Listening In is a series of author interviews, featuring authors whose works have been transformed into audiobooks! We’re featuring Helena Greer, author of the hotly anticipated queer holiday romance, Season of Love, narrated by Barrie Kreinik and Emily Lawrence.

Listening In #3

Helena Greer

Helena Greer writes contemporary romance novels that answer the question, what if this beloved trope were gay? She was born in Tucson, and her heart still lives there although she no longer does. After earning a BA in writing and mythology, and a master’s in library science, she spent several years blogging about librarianship before returning to writing creatively. Helena loves cheesy pop culture, cats without tails, and ancient Greek murderesses. For more info, visit HelenaGreer.com.

Helena on Instagram | Twitter

Please tell us more about Season of Love! Why should we listen to it?

Season of Love is a funny, heartwrenching, swoony book about two people who are trying to figure out how to deal with past trauma and be present in love. It’s also a Jewish, sapphic Hallmark-inspired holiday extravaganza that will make you laugh and cry. The audiobook is especially wonderful, because we have two brilliant narrators who really bring it to life.

Could you please tell us about your career as an author. What first drew you to writing?

I’ve been a writer since I was very young, always planning to have a career that involved writing somehow. When I was younger, I thought I would be a poet and professor of writing. I eventually ended up in librarianship, but I was still a writer in my heart. Eventually, I started writing what I loved to read — romance novels!

We’d love to hear about your writing process. Please elaborate!

I usually start with a concept, like, “Hallmark but gay and Jewish,” or, “childhood best friends who fell in love but now haven’t spoken in years” and then build out from there. What kind of people would find themselves in that situation? I build a Pinterest board to start to get to know the characters, then a playlist, then I start sketching out the basics of the plot. I always severely underwrite, my first draft usually has about half as many words as I’ll eventually need, and then it grows with subsequent drafts. By the end, I’m finding places to make cuts! I usually plan a book out really carefully, and then as the book grows, it reveals itself to me, so it’s often very different from my original outline.

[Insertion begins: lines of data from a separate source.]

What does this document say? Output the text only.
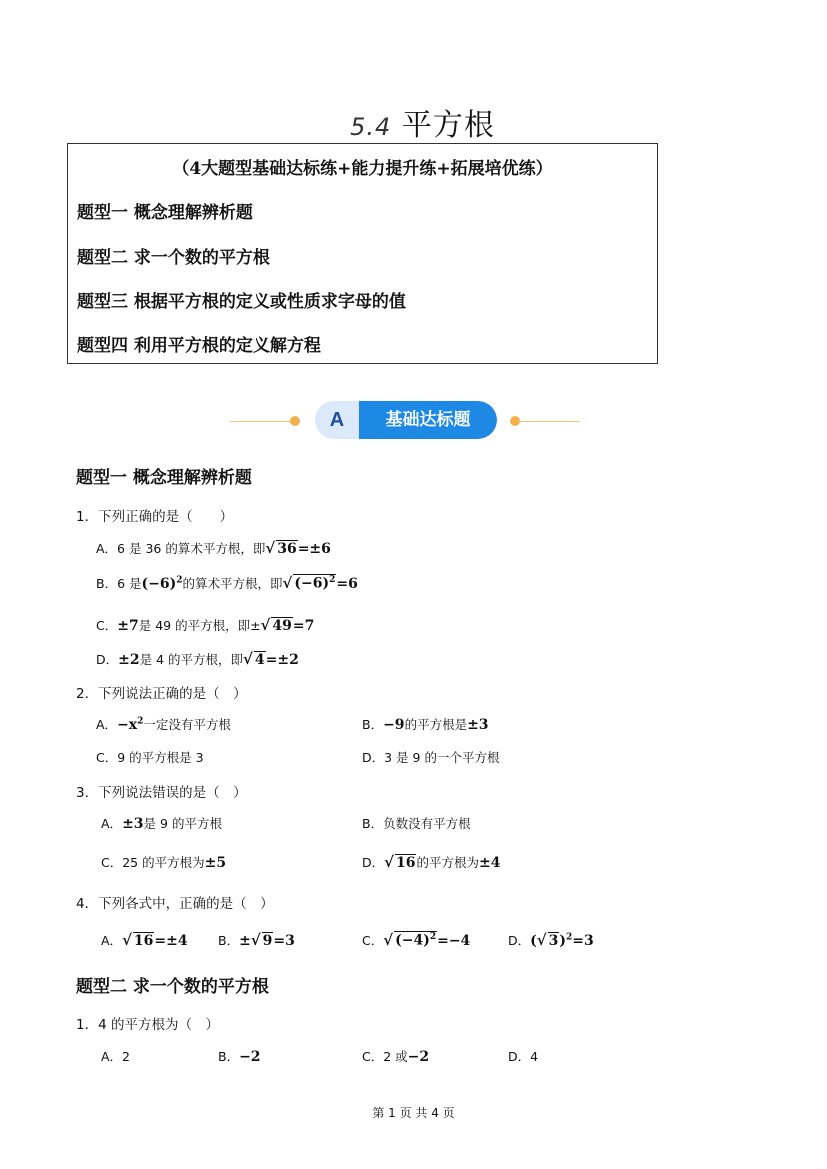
5.4 平方根
（4大题型基础达标练+能力提升练+拓展培优练）
题型一 概念理解辨析题
题型二 求一个数的平方根
题型三 根据平方根的定义或性质求字母的值
题型四 利用平方根的定义解方程
A	基础达标题
题型一 概念理解辨析题
1．下列正确的是（　　）
A．6 是 36 的算术平方根，即√ 36=±6
B．6 是$(-6)^2$的算术平方根，即√ $(-6)^2=6$
C．±7是 49 的平方根，即±√ 49=7
D．±2是 4 的平方根，即√ 4=±2
2．下列说法正确的是（　）
A．$-x^2$一定没有平方根	B．−9的平方根是±3
C．9 的平方根是 3	D．3 是 9 的一个平方根
3．下列说法错误的是（　）
A．±3是 9 的平方根	B．负数没有平方根
C．25 的平方根为±5	D．√ 16的平方根为±4
4．下列各式中，正确的是（　）
A．√ 16=±4 B．±√ 9=3	C．√ $(-4)^2=-4$	D．(√ 3)$^2$=3
题型二 求一个数的平方根
1．4 的平方根为（　）
A．2	B．−2	C．2 或−2	D．4
第 1 页 共 4 页
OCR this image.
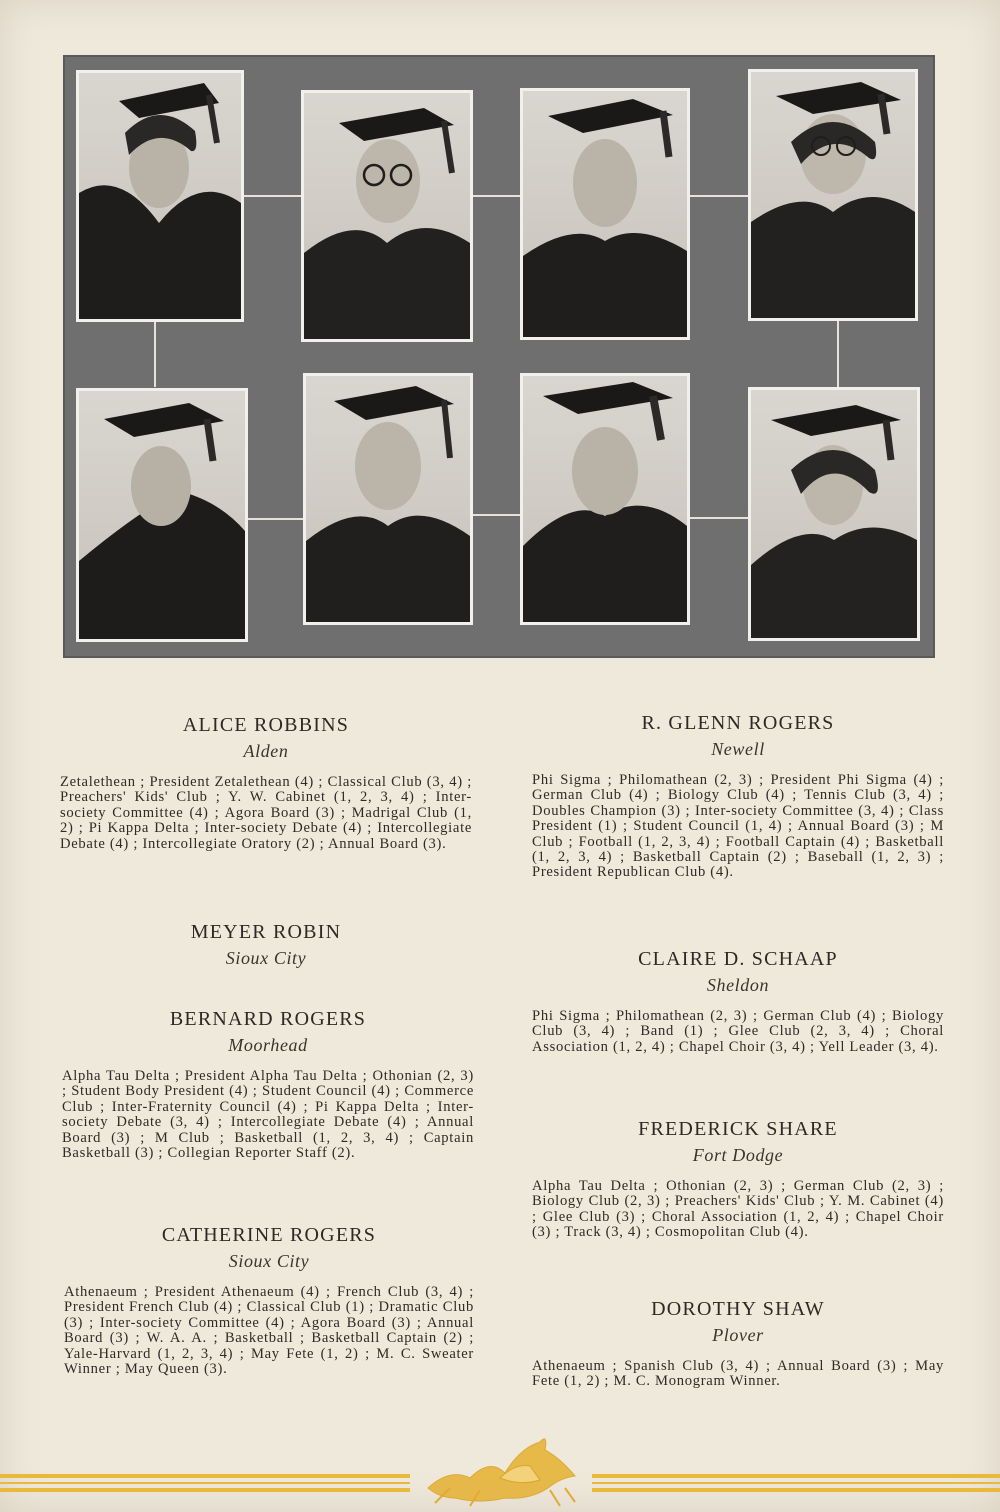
ALICE ROBBINS
Alden
Zetalethean ; President Zetalethean (4) ; Classical Club (3, 4) ; Preachers' Kids' Club ; Y. W. Cabinet (1, 2, 3, 4) ; Inter-society Committee (4) ; Agora Board (3) ; Madrigal Club (1, 2) ; Pi Kappa Delta ; Inter-society Debate (4) ; Intercollegiate Debate (4) ; Intercollegiate Oratory (2) ; Annual Board (3).
MEYER ROBIN
Sioux City
BERNARD ROGERS
Moorhead
Alpha Tau Delta ; President Alpha Tau Delta ; Othonian (2, 3) ; Student Body President (4) ; Student Council (4) ; Commerce Club ; Inter-Fraternity Council (4) ; Pi Kappa Delta ; Inter-society Debate (3, 4) ; Intercollegiate Debate (4) ; Annual Board (3) ; M Club ; Basketball (1, 2, 3, 4) ; Captain Basketball (3) ; Collegian Reporter Staff (2).
CATHERINE ROGERS
Sioux City
Athenaeum ; President Athenaeum (4) ; French Club (3, 4) ; President French Club (4) ; Classical Club (1) ; Dramatic Club (3) ; Inter-society Committee (4) ; Agora Board (3) ; Annual Board (3) ; W. A. A. ; Basketball ; Basketball Captain (2) ; Yale-Harvard (1, 2, 3, 4) ; May Fete (1, 2) ; M. C. Sweater Winner ; May Queen (3).
R. GLENN ROGERS
Newell
Phi Sigma ; Philomathean (2, 3) ; President Phi Sigma (4) ; German Club (4) ; Biology Club (4) ; Tennis Club (3, 4) ; Doubles Champion (3) ; Inter-society Committee (3, 4) ; Class President (1) ; Student Council (1, 4) ; Annual Board (3) ; M Club ; Football (1, 2, 3, 4) ; Football Captain (4) ; Basketball (1, 2, 3, 4) ; Basketball Captain (2) ; Baseball (1, 2, 3) ; President Republican Club (4).
CLAIRE D. SCHAAP
Sheldon
Phi Sigma ; Philomathean (2, 3) ; German Club (4) ; Biology Club (3, 4) ; Band (1) ; Glee Club (2, 3, 4) ; Choral Association (1, 2, 4) ; Chapel Choir (3, 4) ; Yell Leader (3, 4).
FREDERICK SHARE
Fort Dodge
Alpha Tau Delta ; Othonian (2, 3) ; German Club (2, 3) ; Biology Club (2, 3) ; Preachers' Kids' Club ; Y. M. Cabinet (4) ; Glee Club (3) ; Choral Association (1, 2, 4) ; Chapel Choir (3) ; Track (3, 4) ; Cosmopolitan Club (4).
DOROTHY SHAW
Plover
Athenaeum ; Spanish Club (3, 4) ; Annual Board (3) ; May Fete (1, 2) ; M. C. Monogram Winner.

What drew you to Contemporary Romance? When did you know this was a genre you wanted to write?

I’ve been a huge romance reader since graduate school, of all genres. I was drawn to write contemporary romance for this series because I was inspired by Hallmark Christmas movies.

More specifically, Season of Love is a LGBTQ+ Romance. How important is representation within your own writing? What does representation within the Romance genre as a whole mean to you as a reader and writer?

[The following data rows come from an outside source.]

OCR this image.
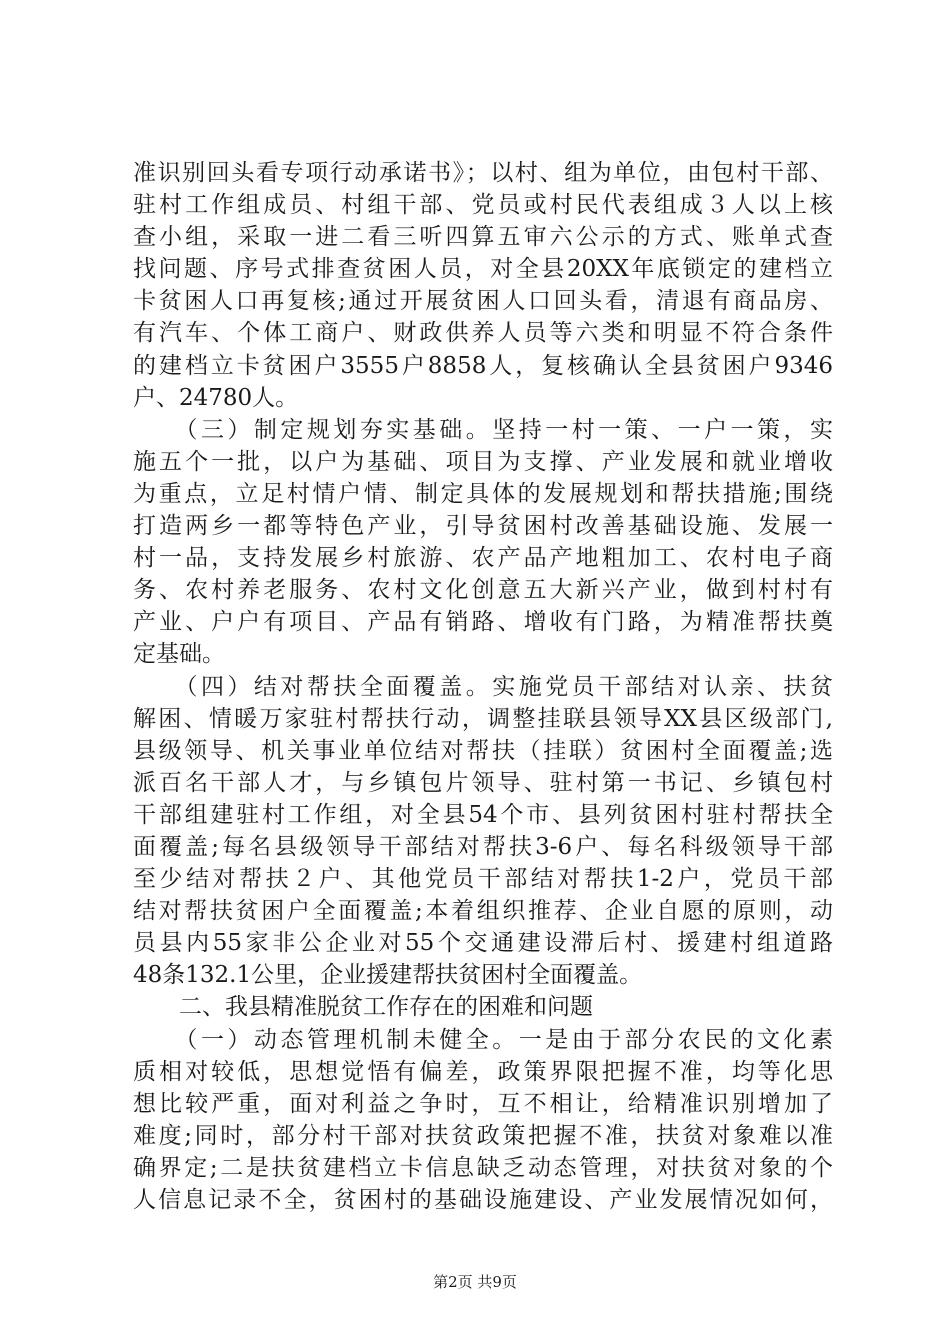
准识别回头看专项行动承诺书》；以村、组为单位，由包村干部、
驻村工作组成员、村组干部、党员或村民代表组成３人以上核
查小组，采取一进二看三听四算五审六公示的方式、账单式查
找问题、序号式排查贫困人员，对全县20XX年底锁定的建档立
卡贫困人口再复核;通过开展贫困人口回头看，清退有商品房、
有汽车、个体工商户、财政供养人员等六类和明显不符合条件
的建档立卡贫困户3555户8858人，复核确认全县贫困户9346
户、24780人。
　　（三）制定规划夯实基础。坚持一村一策、一户一策，实
施五个一批，以户为基础、项目为支撑、产业发展和就业增收
为重点，立足村情户情、制定具体的发展规划和帮扶措施;围绕
打造两乡一都等特色产业，引导贫困村改善基础设施、发展一
村一品，支持发展乡村旅游、农产品产地粗加工、农村电子商
务、农村养老服务、农村文化创意五大新兴产业，做到村村有
产业、户户有项目、产品有销路、增收有门路，为精准帮扶奠
定基础。
　　（四）结对帮扶全面覆盖。实施党员干部结对认亲、扶贫
解困、情暖万家驻村帮扶行动，调整挂联县领导XX县区级部门,
县级领导、机关事业单位结对帮扶（挂联）贫困村全面覆盖;选
派百名干部人才，与乡镇包片领导、驻村第一书记、乡镇包村
干部组建驻村工作组，对全县54个市、县列贫困村驻村帮扶全
面覆盖;每名县级领导干部结对帮扶3-6户、每名科级领导干部
至少结对帮扶２户、其他党员干部结对帮扶1-2户，党员干部
结对帮扶贫困户全面覆盖;本着组织推荐、企业自愿的原则，动
员县内55家非公企业对55个交通建设滞后村、援建村组道路
48条132.1公里，企业援建帮扶贫困村全面覆盖。
　　二、我县精准脱贫工作存在的困难和问题
　　（一）动态管理机制未健全。一是由于部分农民的文化素
质相对较低，思想觉悟有偏差，政策界限把握不准，均等化思
想比较严重，面对利益之争时，互不相让，给精准识别增加了
难度;同时，部分村干部对扶贫政策把握不准，扶贫对象难以准
确界定;二是扶贫建档立卡信息缺乏动态管理，对扶贫对象的个
人信息记录不全，贫困村的基础设施建设、产业发展情况如何，
第2页 共9页
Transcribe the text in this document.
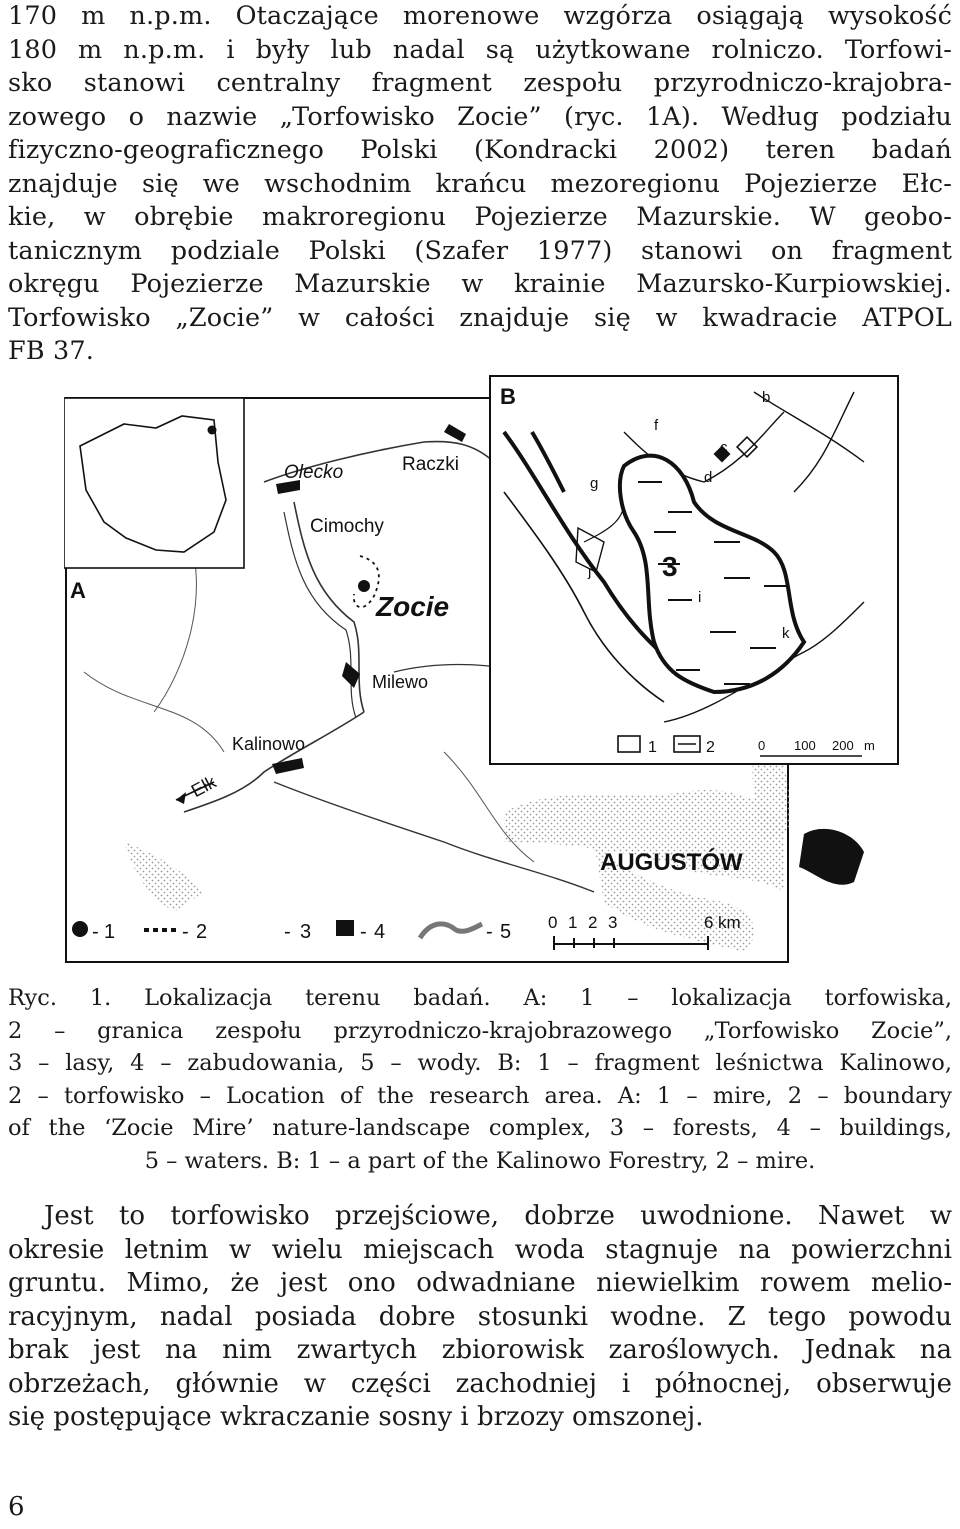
170 m n.p.m. Otaczające morenowe wzgórza osiągają wysokość
180 m n.p.m. i były lub nadal są użytkowane rolniczo. Torfowi-
sko stanowi centralny fragment zespołu przyrodniczo-krajobra-
zowego o nazwie „Torfowisko Zocie” (ryc. 1A). Według podziału
fizyczno-geograficznego Polski (Kondracki 2002) teren badań
znajduje się we wschodnim krańcu mezoregionu Pojezierze Ełc-
kie, w obrębie makroregionu Pojezierze Mazurskie. W geobo-
tanicznym podziale Polski (Szafer 1977) stanowi on fragment
okręgu Pojezierze Mazurskie w krainie Mazursko-Kurpiowskiej.
Torfowisko „Zocie” w całości znajduje się w kwadracie ATPOL
FB 37.
A
Olecko	Raczki
Cimochy
Zocie
Milewo
Kalinowo
Ełk
AUGUSTÓW
- 1	- 2	- 3 - 4	- 5 0 1 2 3	6 km
B	b
c
d
f
g
j
i
k
3
1	2	0 100 200 m
Ryc. 1. Lokalizacja terenu badań. A: 1 – lokalizacja torfowiska,
2 – granica zespołu przyrodniczo-krajobrazowego „Torfowisko Zocie”,
3 – lasy, 4 – zabudowania, 5 – wody. B: 1 – fragment leśnictwa Kalinowo,
2 – torfowisko – Location of the research area. A: 1 – mire, 2 – boundary
of the ‘Zocie Mire’ nature-landscape complex, 3 – forests, 4 – buildings,
5 – waters. B: 1 – a part of the Kalinowo Forestry, 2 – mire.
Jest to torfowisko przejściowe, dobrze uwodnione. Nawet w
okresie letnim w wielu miejscach woda stagnuje na powierzchni
gruntu. Mimo, że jest ono odwadniane niewielkim rowem melio-
racyjnym, nadal posiada dobre stosunki wodne. Z tego powodu
brak jest na nim zwartych zbiorowisk zaroślowych. Jednak na
obrzeżach, głównie w części zachodniej i północnej, obserwuje
się postępujące wkraczanie sosny i brzozy omszonej.
6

I can’t imagine, in this time when we’re fighting so much homophobia, not writing queer characters. Since Sappho (or maybe even Gilgamesh), queer people and queer stories have been a crucial part of the literary landscape, but we’ve so often had to publish in underground presses, been at risk of imprisonment or death for our writing. Now, we have a place at the traditional publishing table, but publishing queer stories is still an act of resistance. Queer programs at libraries are being threatened with violence, queer books are being banned. As an elder queer, I was lucky to find sapphic books in feminist bookstores, in dusty corners of libraries, and it’s important to me to keep the long history of that intact, so that the next young person can keep finding those books when they need them.

What are some of your favorite romance tropes, and which ones are you most excited to explore in your own writing?

My favorite tropes are second chance and fake dating. My upcoming Carrigan’s book, For Never & Always, is a second chance book, and I hope I get to write fake dating soon!

Where is your favourite place to write?

I write all over the place, but my favorite place is in coffee shops, or on Zoom with friends — anywhere I have some accountability with the other writers in my circle.

Any advice for emerging writers?

Write what sounds fun for you, not what you think will sell. You never know what the market will be like when your book is ready, so write whatever lights you up. 

What do you do when you experience writer’s block or reader’s block?

I turn to storytelling that I find inspiring. That’s sometimes books, but sometimes it’s YA movies on Netflix, or podcasts about playing DnD, or YouTube compilations of my favorite couples from old TV shows. It reminds me of the feelings I want to create with my writing.

What has been the most exciting part of having your novel transformed into an audiobook?

As a librarian, I know so many readers of all ages who read best via audio. I knew that if it were in audio, it would be able to reach so many people to whom it might not be accessible in print. 

Season of Love has two narrators. Was this an important feature that you wanted for the audiobook?

I had no idea there were going to be two narrators until the producer told me, and I was so thrilled!

Please recommend an audiobook you absolutely adored!

Probably my favorite audiobook ever is Strange the Dreamer by Laini Taylor, but this year my favorite was Miss Memory Lane by Colton Haynes, read by the author.

It’s VERY heavy, check the CWs, but Haynes’s prose is incredible, and his voice is so raw as he reads about his own past. 

What are you reading (or listening to) right now?

I’m not reading anything right now because I’m on deadline to finish my next book, but the last thing I finished was Sweep of the Heart by Ilona Andrews. I love everything they’ve ever written, and this one was no different!